Yes, putting a price on carbon, whether through a tax or cap-and-trade, will drive up household energy costs in the short and medium term before reducing them in the long term, as alternative energy comes on line. Still, receiving an annual check from the climate bill's allowance auctions might persuade some to support it. (Lieberman-Warner devoted $800 billion of its auction proceeds over the next four decades to this sort of energy cost relief. It wasn't nearly enough.) Climate strategist Peter Barnes argues that if the federal government wired them into every American's bank account on a monthly basis (to the tune of, say, $3,000 per household per year), the climate-change bill would becomes the mother of all stimulus packages, the national equivalent of those Alaska dividends that helped make Sarah Palin so popular.

No one should suggest that this money grows on trees. It will come from coal and oil companies, carbon-dependent utilities, and other corporations that buy pollution, and they will surely pass those costs on to customers in the form of higher prices. But according to a University of Massachusetts study, under a cap-and-cash-back plan, most families would come out ahead on the deal. And the more they conserve energy, the more cash they get to keep.
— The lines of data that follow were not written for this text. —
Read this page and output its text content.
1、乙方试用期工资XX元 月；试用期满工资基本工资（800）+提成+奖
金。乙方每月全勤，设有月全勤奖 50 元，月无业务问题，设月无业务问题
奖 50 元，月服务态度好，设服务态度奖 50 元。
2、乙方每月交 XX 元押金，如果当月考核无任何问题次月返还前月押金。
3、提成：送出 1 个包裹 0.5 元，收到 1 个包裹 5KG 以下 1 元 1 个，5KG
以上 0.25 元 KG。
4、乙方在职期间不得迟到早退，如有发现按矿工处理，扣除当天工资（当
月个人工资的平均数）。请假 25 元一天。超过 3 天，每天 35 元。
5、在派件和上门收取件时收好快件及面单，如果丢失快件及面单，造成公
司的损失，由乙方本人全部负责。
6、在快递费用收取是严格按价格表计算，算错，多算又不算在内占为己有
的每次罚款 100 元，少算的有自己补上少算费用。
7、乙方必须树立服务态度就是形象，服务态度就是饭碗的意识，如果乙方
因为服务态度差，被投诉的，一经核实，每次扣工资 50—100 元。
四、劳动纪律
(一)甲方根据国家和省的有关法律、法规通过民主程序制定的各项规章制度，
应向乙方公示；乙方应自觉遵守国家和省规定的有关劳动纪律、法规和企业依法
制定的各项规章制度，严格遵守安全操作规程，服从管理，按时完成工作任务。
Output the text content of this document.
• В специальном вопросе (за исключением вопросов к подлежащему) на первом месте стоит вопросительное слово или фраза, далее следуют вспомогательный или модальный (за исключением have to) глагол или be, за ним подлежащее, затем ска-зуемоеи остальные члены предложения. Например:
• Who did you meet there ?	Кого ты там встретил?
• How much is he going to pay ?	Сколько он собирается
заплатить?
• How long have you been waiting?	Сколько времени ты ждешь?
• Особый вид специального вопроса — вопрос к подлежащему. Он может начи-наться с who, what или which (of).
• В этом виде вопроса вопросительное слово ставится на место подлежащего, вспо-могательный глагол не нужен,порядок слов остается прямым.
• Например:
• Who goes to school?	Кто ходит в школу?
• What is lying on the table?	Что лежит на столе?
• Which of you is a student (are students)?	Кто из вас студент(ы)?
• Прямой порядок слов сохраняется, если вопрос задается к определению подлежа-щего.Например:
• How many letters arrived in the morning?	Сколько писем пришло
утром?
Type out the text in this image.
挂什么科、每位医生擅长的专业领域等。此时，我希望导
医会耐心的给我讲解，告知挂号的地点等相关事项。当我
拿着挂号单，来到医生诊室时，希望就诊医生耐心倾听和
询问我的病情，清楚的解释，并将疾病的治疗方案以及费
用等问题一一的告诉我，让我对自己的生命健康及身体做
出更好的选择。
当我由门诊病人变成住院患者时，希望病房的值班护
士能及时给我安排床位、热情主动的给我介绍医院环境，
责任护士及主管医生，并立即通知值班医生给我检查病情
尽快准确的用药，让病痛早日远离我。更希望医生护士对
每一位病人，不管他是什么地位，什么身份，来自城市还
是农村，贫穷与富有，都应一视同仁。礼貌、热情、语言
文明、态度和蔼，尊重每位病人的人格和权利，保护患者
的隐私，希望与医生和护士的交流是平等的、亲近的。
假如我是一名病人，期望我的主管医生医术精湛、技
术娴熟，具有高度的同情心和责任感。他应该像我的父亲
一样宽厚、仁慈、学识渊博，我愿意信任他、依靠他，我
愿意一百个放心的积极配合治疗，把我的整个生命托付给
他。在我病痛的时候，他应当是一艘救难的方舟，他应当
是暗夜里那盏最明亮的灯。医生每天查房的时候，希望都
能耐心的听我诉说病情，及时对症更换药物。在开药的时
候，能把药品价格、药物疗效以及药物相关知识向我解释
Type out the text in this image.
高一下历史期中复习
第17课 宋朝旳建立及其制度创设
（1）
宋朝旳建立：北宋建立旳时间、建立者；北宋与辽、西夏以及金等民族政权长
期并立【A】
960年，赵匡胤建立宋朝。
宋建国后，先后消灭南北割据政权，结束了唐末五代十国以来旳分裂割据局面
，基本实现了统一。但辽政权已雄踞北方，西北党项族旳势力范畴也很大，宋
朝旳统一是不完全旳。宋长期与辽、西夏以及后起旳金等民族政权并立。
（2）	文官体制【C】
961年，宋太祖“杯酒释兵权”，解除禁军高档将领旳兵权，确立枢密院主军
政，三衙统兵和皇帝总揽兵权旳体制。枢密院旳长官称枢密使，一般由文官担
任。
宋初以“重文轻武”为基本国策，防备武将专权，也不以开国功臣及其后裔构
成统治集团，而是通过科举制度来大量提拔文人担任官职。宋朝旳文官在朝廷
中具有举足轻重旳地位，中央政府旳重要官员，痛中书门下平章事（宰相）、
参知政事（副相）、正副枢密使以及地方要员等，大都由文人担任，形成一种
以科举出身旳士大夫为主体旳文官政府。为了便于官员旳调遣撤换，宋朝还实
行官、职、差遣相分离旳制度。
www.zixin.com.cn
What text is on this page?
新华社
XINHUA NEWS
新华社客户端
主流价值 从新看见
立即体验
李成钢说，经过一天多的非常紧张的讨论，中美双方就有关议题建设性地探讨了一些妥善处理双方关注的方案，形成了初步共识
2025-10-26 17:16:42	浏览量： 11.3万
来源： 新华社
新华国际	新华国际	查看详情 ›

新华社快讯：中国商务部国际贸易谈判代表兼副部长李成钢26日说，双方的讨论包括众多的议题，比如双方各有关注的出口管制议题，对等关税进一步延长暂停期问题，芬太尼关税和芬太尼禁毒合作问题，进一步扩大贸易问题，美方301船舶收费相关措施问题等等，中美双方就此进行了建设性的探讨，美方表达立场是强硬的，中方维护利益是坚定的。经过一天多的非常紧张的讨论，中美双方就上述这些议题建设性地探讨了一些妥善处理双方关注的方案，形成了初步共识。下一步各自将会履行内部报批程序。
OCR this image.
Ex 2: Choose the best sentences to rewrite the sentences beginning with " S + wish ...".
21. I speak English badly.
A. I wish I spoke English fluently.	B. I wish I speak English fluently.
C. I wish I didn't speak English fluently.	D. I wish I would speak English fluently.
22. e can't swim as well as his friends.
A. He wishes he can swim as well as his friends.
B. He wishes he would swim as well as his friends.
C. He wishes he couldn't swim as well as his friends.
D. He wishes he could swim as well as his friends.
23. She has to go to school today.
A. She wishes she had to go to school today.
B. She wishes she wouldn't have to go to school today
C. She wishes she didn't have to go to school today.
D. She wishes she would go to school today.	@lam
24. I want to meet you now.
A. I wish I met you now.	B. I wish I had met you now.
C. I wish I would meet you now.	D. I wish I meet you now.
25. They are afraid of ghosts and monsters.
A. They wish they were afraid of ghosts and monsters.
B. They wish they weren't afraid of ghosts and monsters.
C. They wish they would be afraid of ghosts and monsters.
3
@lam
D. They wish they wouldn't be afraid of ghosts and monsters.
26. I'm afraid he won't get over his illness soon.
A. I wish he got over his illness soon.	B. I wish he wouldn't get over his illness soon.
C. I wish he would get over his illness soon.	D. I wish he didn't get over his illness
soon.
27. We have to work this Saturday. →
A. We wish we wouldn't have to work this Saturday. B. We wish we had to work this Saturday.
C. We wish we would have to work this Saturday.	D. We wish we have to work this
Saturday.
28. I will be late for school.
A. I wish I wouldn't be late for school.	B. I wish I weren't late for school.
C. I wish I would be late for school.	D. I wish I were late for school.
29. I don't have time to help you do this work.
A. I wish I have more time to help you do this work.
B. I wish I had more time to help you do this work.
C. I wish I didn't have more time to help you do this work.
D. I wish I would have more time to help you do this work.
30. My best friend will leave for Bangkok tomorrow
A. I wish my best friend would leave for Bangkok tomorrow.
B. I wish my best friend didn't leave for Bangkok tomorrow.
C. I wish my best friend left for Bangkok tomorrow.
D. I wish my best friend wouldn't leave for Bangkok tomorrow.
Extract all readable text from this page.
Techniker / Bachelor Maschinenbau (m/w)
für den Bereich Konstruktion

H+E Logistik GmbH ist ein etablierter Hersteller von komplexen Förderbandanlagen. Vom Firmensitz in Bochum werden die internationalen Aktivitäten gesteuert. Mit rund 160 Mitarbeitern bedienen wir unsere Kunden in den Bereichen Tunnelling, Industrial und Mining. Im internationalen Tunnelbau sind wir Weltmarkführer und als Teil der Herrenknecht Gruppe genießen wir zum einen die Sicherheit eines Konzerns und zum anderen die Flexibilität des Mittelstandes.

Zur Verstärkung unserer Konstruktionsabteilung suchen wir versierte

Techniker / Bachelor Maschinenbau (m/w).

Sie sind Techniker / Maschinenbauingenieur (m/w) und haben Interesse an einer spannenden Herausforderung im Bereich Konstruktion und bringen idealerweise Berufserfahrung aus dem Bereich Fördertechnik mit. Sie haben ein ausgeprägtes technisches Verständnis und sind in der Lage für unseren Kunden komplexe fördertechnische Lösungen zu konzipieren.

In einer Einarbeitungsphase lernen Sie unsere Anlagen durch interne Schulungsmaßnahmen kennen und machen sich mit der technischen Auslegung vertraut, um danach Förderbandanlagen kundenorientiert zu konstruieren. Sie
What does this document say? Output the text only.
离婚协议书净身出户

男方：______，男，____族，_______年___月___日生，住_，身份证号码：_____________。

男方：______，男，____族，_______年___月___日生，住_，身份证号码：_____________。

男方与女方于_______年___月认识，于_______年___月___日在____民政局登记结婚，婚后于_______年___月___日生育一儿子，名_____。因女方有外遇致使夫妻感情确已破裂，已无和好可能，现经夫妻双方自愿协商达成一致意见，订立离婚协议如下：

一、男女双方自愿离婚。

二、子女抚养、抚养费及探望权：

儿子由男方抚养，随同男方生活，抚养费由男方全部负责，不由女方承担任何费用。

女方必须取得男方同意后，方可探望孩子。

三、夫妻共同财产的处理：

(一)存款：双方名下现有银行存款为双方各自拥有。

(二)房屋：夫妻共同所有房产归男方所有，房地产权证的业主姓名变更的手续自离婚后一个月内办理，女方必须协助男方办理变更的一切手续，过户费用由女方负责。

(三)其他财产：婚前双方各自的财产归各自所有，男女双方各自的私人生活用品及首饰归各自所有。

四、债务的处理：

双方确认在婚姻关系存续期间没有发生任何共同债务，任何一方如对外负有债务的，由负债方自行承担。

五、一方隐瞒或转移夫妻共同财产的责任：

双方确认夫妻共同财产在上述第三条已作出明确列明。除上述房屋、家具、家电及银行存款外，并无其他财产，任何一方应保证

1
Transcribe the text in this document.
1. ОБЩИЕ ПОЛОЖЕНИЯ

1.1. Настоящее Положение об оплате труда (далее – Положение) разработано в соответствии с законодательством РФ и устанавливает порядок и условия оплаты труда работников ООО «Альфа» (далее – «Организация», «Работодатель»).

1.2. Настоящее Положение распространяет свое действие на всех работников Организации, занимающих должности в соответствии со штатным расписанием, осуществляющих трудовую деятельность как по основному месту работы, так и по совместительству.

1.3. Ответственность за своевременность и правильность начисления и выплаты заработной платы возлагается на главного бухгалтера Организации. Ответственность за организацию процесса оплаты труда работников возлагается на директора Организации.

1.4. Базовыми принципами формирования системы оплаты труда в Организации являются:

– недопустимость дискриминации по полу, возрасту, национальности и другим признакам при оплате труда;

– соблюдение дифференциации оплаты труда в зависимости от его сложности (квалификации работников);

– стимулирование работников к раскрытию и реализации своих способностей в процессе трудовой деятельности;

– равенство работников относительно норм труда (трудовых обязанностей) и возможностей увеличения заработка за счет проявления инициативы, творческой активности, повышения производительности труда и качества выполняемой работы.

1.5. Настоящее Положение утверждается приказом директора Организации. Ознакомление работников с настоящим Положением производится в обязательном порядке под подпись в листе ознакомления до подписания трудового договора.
This may not seem like the best moment to argue for the creation of a new market for carbon-do we really want the same bankers who brought us the subprime fiasco to start trading, slicing, and dicing carbon credits? The answer is yes, because without such trading the market is broken. It fails to assign any cost to the global-warming pollution that's being dumped into the skies for free. "Cap-and-trade is a market mechanism, but it's not a free-market mechanism," says Environmental Defense Fund President Fred Krupp. "It's a government-imposed market that remedies a fundamental market flaw. And the idea that markets can be flawed and need a well-thought-out fix is something people may be more receptive to now." Next year, if the new president has the guts to introduce a new climate bill despite the chilly economic winds, it will be time to repair this colossal market failure-while paying people a dividend to make sure the fix doesn't cost too much.